Ebola en RDC : le bilan dépasse 3 200 morts, les chaînes de transmission persistent
Par la rédaction du Bloc-Notes News | 8 septembre 2026
Kinshasa | L’épidémie d’Ebola qui frappe l’est de la République démocratique du Congo a causé 3 226 décès parmi 6 686 cas confirmés, selon le dernier bilan du gouvernement, arrêté au 6 septembre. Malgré le renforcement du dépistage et de la prise en charge, les autorités sanitaires ne parviennent toujours pas à identifier toutes les chaînes de transmission.

Crédit photo : Alexis Huguet / MSF
Le bilan fait également état de 1 563 personnes guéries et de 819 patients hospitalisés ou placés en isolement. Le taux de létalité s’établit à environ 48,3 %, tandis que 85,3 % des contacts identifiés seraient suivis.
Officiellement déclarée le 15 mai en Ituri, l’épidémie est causée par le virus Ebola de l’espèce Bundibugyo. Deux jours plus tard, l’Organisation mondiale de la Santé (OMS) l’a déclarée urgence de santé publique de portée internationale.
Avec plus de 3 200 morts, elle est désormais la plus meurtrière jamais enregistrée en RDC, dépassant l’épidémie de 2018-2020, qui avait causé près de 2 300 décès. À l’échelle mondiale, elle constitue la deuxième plus importante épidémie d’Ebola documentée, derrière celle d’Afrique de l’Ouest de 2014-2016.
61 zones de santé touchées
L’épidémie s’étend désormais à 61 zones de santé dans six provinces : l’Ituri, le Nord-Kivu, le Sud-Kivu, le Haut-Uélé, la Tshopo et le Bas-Uélé. L’Ituri reste son principal foyer.

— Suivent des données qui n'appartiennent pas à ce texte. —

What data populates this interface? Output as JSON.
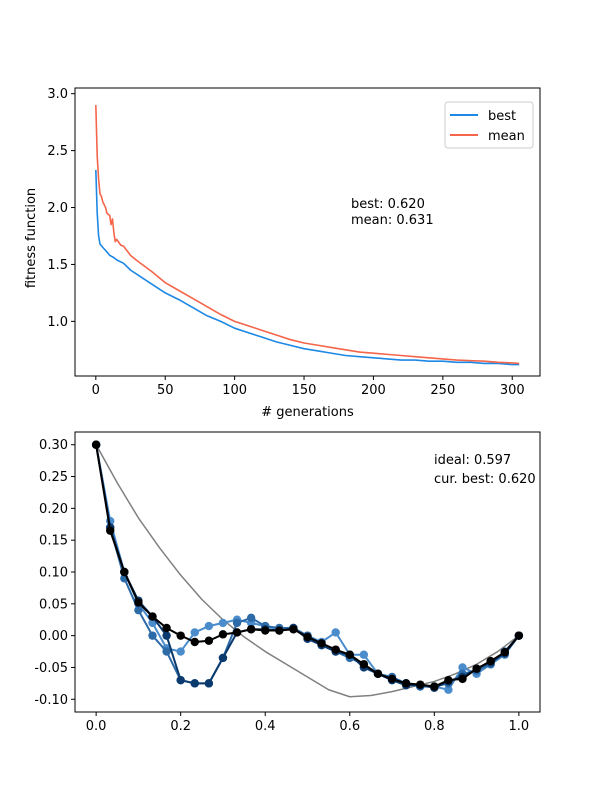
{
  "chart_data": [
    {
      "type": "line",
      "xlabel": "# generations",
      "ylabel": "fitness function",
      "xlim": [
        -15,
        320
      ],
      "ylim": [
        0.52,
        3.05
      ],
      "xticks": [
        0,
        50,
        100,
        150,
        200,
        250,
        300
      ],
      "yticks": [
        1.0,
        1.5,
        2.0,
        2.5,
        3.0
      ],
      "grid": false,
      "legend_position": "upper-right",
      "annotation": [
        "best: 0.620",
        "mean: 0.631"
      ],
      "series": [
        {
          "name": "best",
          "color": "#1e88e5",
          "x": [
            0,
            1,
            2,
            3,
            5,
            8,
            10,
            13,
            15,
            20,
            25,
            30,
            40,
            50,
            60,
            70,
            80,
            90,
            100,
            110,
            120,
            130,
            140,
            150,
            160,
            170,
            180,
            190,
            200,
            210,
            220,
            230,
            240,
            250,
            260,
            270,
            280,
            290,
            300,
            305
          ],
          "y": [
            2.33,
            1.95,
            1.75,
            1.68,
            1.65,
            1.61,
            1.58,
            1.56,
            1.54,
            1.51,
            1.45,
            1.41,
            1.33,
            1.25,
            1.19,
            1.12,
            1.05,
            1.0,
            0.94,
            0.9,
            0.86,
            0.82,
            0.79,
            0.76,
            0.74,
            0.72,
            0.7,
            0.69,
            0.68,
            0.67,
            0.66,
            0.66,
            0.65,
            0.65,
            0.64,
            0.64,
            0.63,
            0.63,
            0.62,
            0.62
          ]
        },
        {
          "name": "mean",
          "color": "#f4654a",
          "x": [
            0,
            1,
            2,
            3,
            4,
            5,
            7,
            8,
            10,
            11,
            12,
            13,
            14,
            15,
            18,
            20,
            25,
            30,
            40,
            50,
            60,
            70,
            80,
            90,
            100,
            110,
            120,
            130,
            140,
            150,
            160,
            170,
            180,
            190,
            200,
            210,
            220,
            230,
            240,
            250,
            260,
            270,
            280,
            290,
            300,
            305
          ],
          "y": [
            2.9,
            2.45,
            2.25,
            2.12,
            2.1,
            2.05,
            2.0,
            1.95,
            1.93,
            1.85,
            1.9,
            1.78,
            1.7,
            1.72,
            1.67,
            1.66,
            1.58,
            1.53,
            1.44,
            1.34,
            1.27,
            1.2,
            1.13,
            1.06,
            1.0,
            0.96,
            0.92,
            0.88,
            0.84,
            0.81,
            0.79,
            0.77,
            0.75,
            0.73,
            0.72,
            0.71,
            0.7,
            0.69,
            0.68,
            0.67,
            0.66,
            0.655,
            0.65,
            0.64,
            0.635,
            0.63
          ]
        }
      ]
    },
    {
      "type": "line",
      "xlabel": "",
      "ylabel": "",
      "xlim": [
        -0.05,
        1.05
      ],
      "ylim": [
        -0.12,
        0.32
      ],
      "xticks": [
        0.0,
        0.2,
        0.4,
        0.6,
        0.8,
        1.0
      ],
      "yticks": [
        -0.1,
        -0.05,
        0.0,
        0.05,
        0.1,
        0.15,
        0.2,
        0.25,
        0.3
      ],
      "grid": false,
      "annotation": [
        "ideal: 0.597",
        "cur. best: 0.620"
      ],
      "x": [
        0,
        0.0333,
        0.0667,
        0.1,
        0.1333,
        0.1667,
        0.2,
        0.2333,
        0.2667,
        0.3,
        0.3333,
        0.3667,
        0.4,
        0.4333,
        0.4667,
        0.5,
        0.5333,
        0.5667,
        0.6,
        0.6333,
        0.6667,
        0.7,
        0.7333,
        0.7667,
        0.8,
        0.8333,
        0.8667,
        0.9,
        0.9333,
        0.9667,
        1.0
      ],
      "ideal_curve": {
        "color": "#808080",
        "x": [
          0,
          0.05,
          0.1,
          0.15,
          0.2,
          0.25,
          0.3,
          0.35,
          0.4,
          0.45,
          0.5,
          0.55,
          0.6,
          0.65,
          0.7,
          0.75,
          0.8,
          0.85,
          0.9,
          0.95,
          1.0
        ],
        "y": [
          0.3,
          0.24,
          0.185,
          0.138,
          0.095,
          0.057,
          0.025,
          -0.002,
          -0.025,
          -0.045,
          -0.065,
          -0.085,
          -0.096,
          -0.094,
          -0.088,
          -0.08,
          -0.072,
          -0.06,
          -0.045,
          -0.025,
          0.0
        ]
      },
      "series": [
        {
          "color": "#4a8ccc",
          "y": [
            0.3,
            0.18,
            0.1,
            0.05,
            0.02,
            -0.02,
            -0.025,
            0.005,
            0.015,
            0.02,
            0.025,
            0.02,
            0.015,
            0.01,
            0.01,
            0.0,
            -0.01,
            0.005,
            -0.03,
            -0.03,
            -0.06,
            -0.07,
            -0.075,
            -0.08,
            -0.08,
            -0.085,
            -0.05,
            -0.06,
            -0.045,
            -0.03,
            0.0
          ]
        },
        {
          "color": "#2c6aa8",
          "y": [
            0.3,
            0.17,
            0.09,
            0.04,
            0.0,
            -0.025,
            -0.07,
            -0.075,
            -0.075,
            -0.035,
            0.02,
            0.028,
            0.015,
            0.012,
            0.012,
            0.0,
            -0.015,
            -0.025,
            -0.035,
            -0.045,
            -0.06,
            -0.065,
            -0.075,
            -0.08,
            -0.08,
            -0.075,
            -0.06,
            -0.055,
            -0.045,
            -0.025,
            0.0
          ]
        },
        {
          "color": "#0b3a6e",
          "y": [
            0.3,
            0.17,
            0.1,
            0.055,
            0.03,
            0.0,
            -0.07,
            -0.075,
            -0.075,
            -0.035,
            0.005,
            0.01,
            0.01,
            0.008,
            0.012,
            -0.005,
            -0.015,
            -0.025,
            -0.03,
            -0.05,
            -0.06,
            -0.07,
            -0.078,
            -0.078,
            -0.082,
            -0.072,
            -0.065,
            -0.052,
            -0.042,
            -0.028,
            0.0
          ]
        },
        {
          "color": "#000000",
          "y": [
            0.3,
            0.165,
            0.1,
            0.052,
            0.03,
            0.012,
            0.0,
            -0.01,
            -0.008,
            0.002,
            0.005,
            0.01,
            0.008,
            0.008,
            0.01,
            -0.002,
            -0.012,
            -0.022,
            -0.03,
            -0.045,
            -0.06,
            -0.068,
            -0.075,
            -0.077,
            -0.08,
            -0.07,
            -0.068,
            -0.052,
            -0.04,
            -0.026,
            0.0
          ]
        }
      ]
    }
  ]
}
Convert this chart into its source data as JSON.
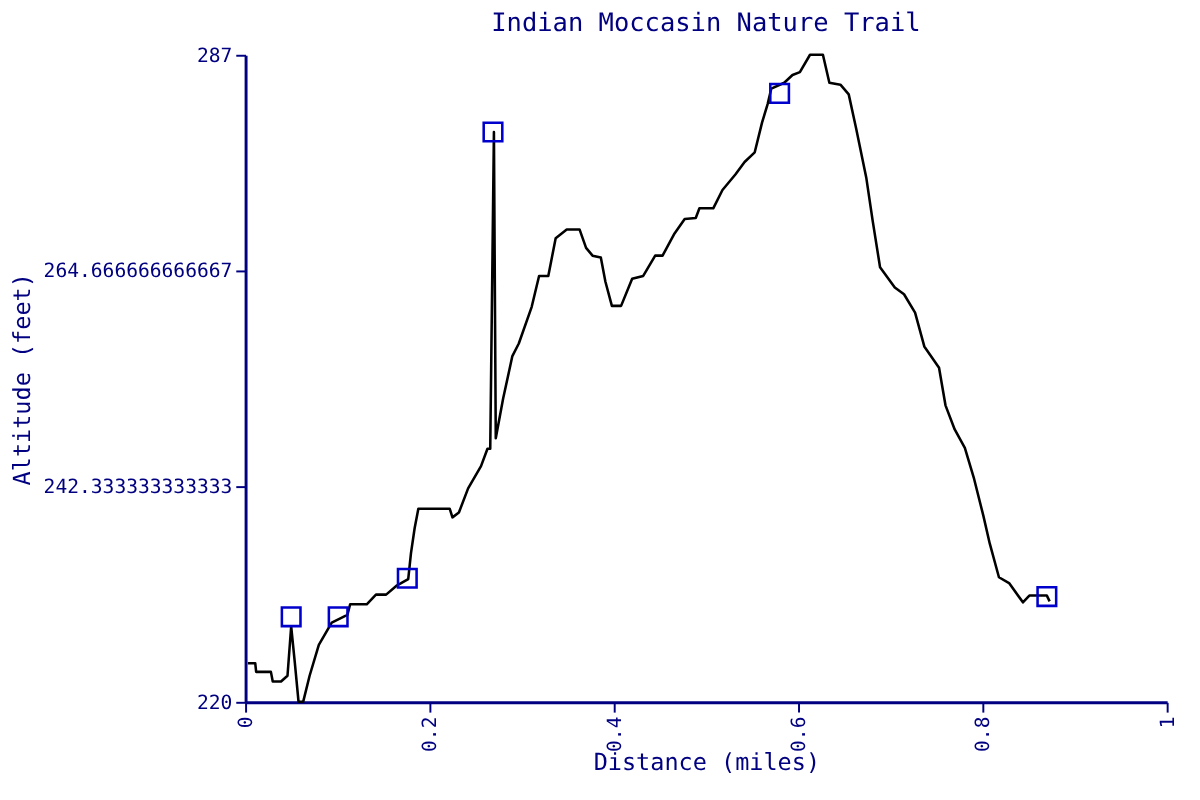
{
  "chart_data": {
    "type": "line",
    "title": "Indian Moccasin Nature Trail",
    "xlabel": "Distance (miles)",
    "ylabel": "Altitude (feet)",
    "xlim": [
      0,
      1
    ],
    "xticks": [
      0,
      0.2,
      0.4,
      0.6,
      0.8,
      1
    ],
    "ylim": [
      220,
      287
    ],
    "yticks": [
      220,
      {
        "value": 242.333333333333,
        "label": "242.333333333333"
      },
      {
        "value": 264.666666666667,
        "label": "264.666666666667"
      },
      287
    ],
    "grid": false,
    "series": [
      {
        "type": "line",
        "color": "#000000",
        "marker": "none",
        "line_style": "solid",
        "x": [
          0.003,
          0.011,
          0.012,
          0.028,
          0.03,
          0.039,
          0.046,
          0.05,
          0.054,
          0.058,
          0.063,
          0.07,
          0.08,
          0.094,
          0.111,
          0.114,
          0.132,
          0.142,
          0.153,
          0.164,
          0.177,
          0.18,
          0.184,
          0.188,
          0.222,
          0.225,
          0.232,
          0.242,
          0.256,
          0.263,
          0.266,
          0.27,
          0.272,
          0.28,
          0.29,
          0.297,
          0.311,
          0.319,
          0.329,
          0.337,
          0.349,
          0.363,
          0.37,
          0.377,
          0.386,
          0.391,
          0.398,
          0.408,
          0.42,
          0.432,
          0.445,
          0.453,
          0.466,
          0.477,
          0.489,
          0.493,
          0.508,
          0.518,
          0.532,
          0.542,
          0.553,
          0.561,
          0.567,
          0.571,
          0.585,
          0.594,
          0.602,
          0.613,
          0.627,
          0.634,
          0.646,
          0.655,
          0.663,
          0.674,
          0.681,
          0.689,
          0.705,
          0.715,
          0.727,
          0.737,
          0.753,
          0.76,
          0.77,
          0.781,
          0.791,
          0.801,
          0.808,
          0.818,
          0.829,
          0.844,
          0.851,
          0.87,
          0.873
        ],
        "values": [
          224.0,
          224.0,
          223.1,
          223.1,
          222.1,
          222.1,
          222.7,
          227.8,
          224.0,
          220.0,
          220.0,
          222.7,
          225.9,
          228.2,
          229.0,
          230.1,
          230.1,
          231.1,
          231.1,
          232.0,
          232.7,
          235.4,
          238.0,
          240.0,
          240.0,
          239.1,
          239.6,
          242.1,
          244.4,
          246.2,
          246.2,
          279.0,
          247.3,
          251.4,
          255.8,
          257.1,
          260.9,
          264.1,
          264.1,
          268.0,
          268.9,
          268.9,
          267.0,
          266.2,
          266.0,
          263.5,
          261.0,
          261.0,
          263.8,
          264.1,
          266.2,
          266.2,
          268.5,
          270.0,
          270.1,
          271.1,
          271.1,
          273.0,
          274.6,
          275.9,
          276.9,
          280.0,
          281.9,
          283.5,
          284.1,
          284.9,
          285.2,
          287.0,
          287.0,
          284.1,
          283.9,
          282.9,
          279.4,
          274.3,
          269.8,
          265.0,
          262.9,
          262.2,
          260.3,
          256.8,
          254.6,
          250.7,
          248.2,
          246.3,
          243.1,
          239.3,
          236.4,
          232.9,
          232.3,
          230.3,
          231.0,
          231.0,
          230.4
        ]
      },
      {
        "type": "scatter",
        "color": "#0000cc",
        "marker": "square",
        "x": [
          0.05,
          0.101,
          0.176,
          0.269,
          0.58,
          0.87
        ],
        "values": [
          228.8,
          228.8,
          232.8,
          279.0,
          283.0,
          230.9
        ]
      }
    ]
  }
}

L’insécurité, les déplacements de population, les difficultés d’accès à certaines zones et la méfiance d’une partie des communautés compliquent la surveillance et la prise en charge des malades.
Des chaînes de transmission encore difficiles à identifier
La persistance de chaînes de contamination non détectées reste l’une des principales faiblesses de la riposte.
Selon l’OMS, la majorité des décès continuent de survenir au sein des communautés plutôt que dans les centres de traitement. De nombreuses personnes décédées ne figuraient pas parmi les contacts déjà identifiés par les équipes sanitaires.
Les retards dans la détection des malades, les enterrements non sécurisés et les difficultés d’accès aux soins permettent au virus de circuler avant que certains foyers soient identifiés.
« Tant que chaque chaîne de transmission ne sera pas identifiée et interrompue, l’épidémie continuera de menacer la RDC, ses voisins et l’ensemble de la région », a averti le directeur général de l’OMS, Tedros Adhanom Ghebreyesus, le 2 septembre.
Un cas détecté dans une zone contrôlée par l’AFC/M23
Le 3 septembre, les services sanitaires locaux ont confirmé un cas d’Ebola dans la zone de santé de Kayna, au Nord-Kivu, actuellement sous contrôle de l’AFC/M23.
Le patient, un homme de 21 ans arrivé de Butembo, a été identifié lors d’un contrôle sanitaire avant d’être placé en isolement et déclaré positif. L’endroit où il a contracté le virus n’a pas été établi.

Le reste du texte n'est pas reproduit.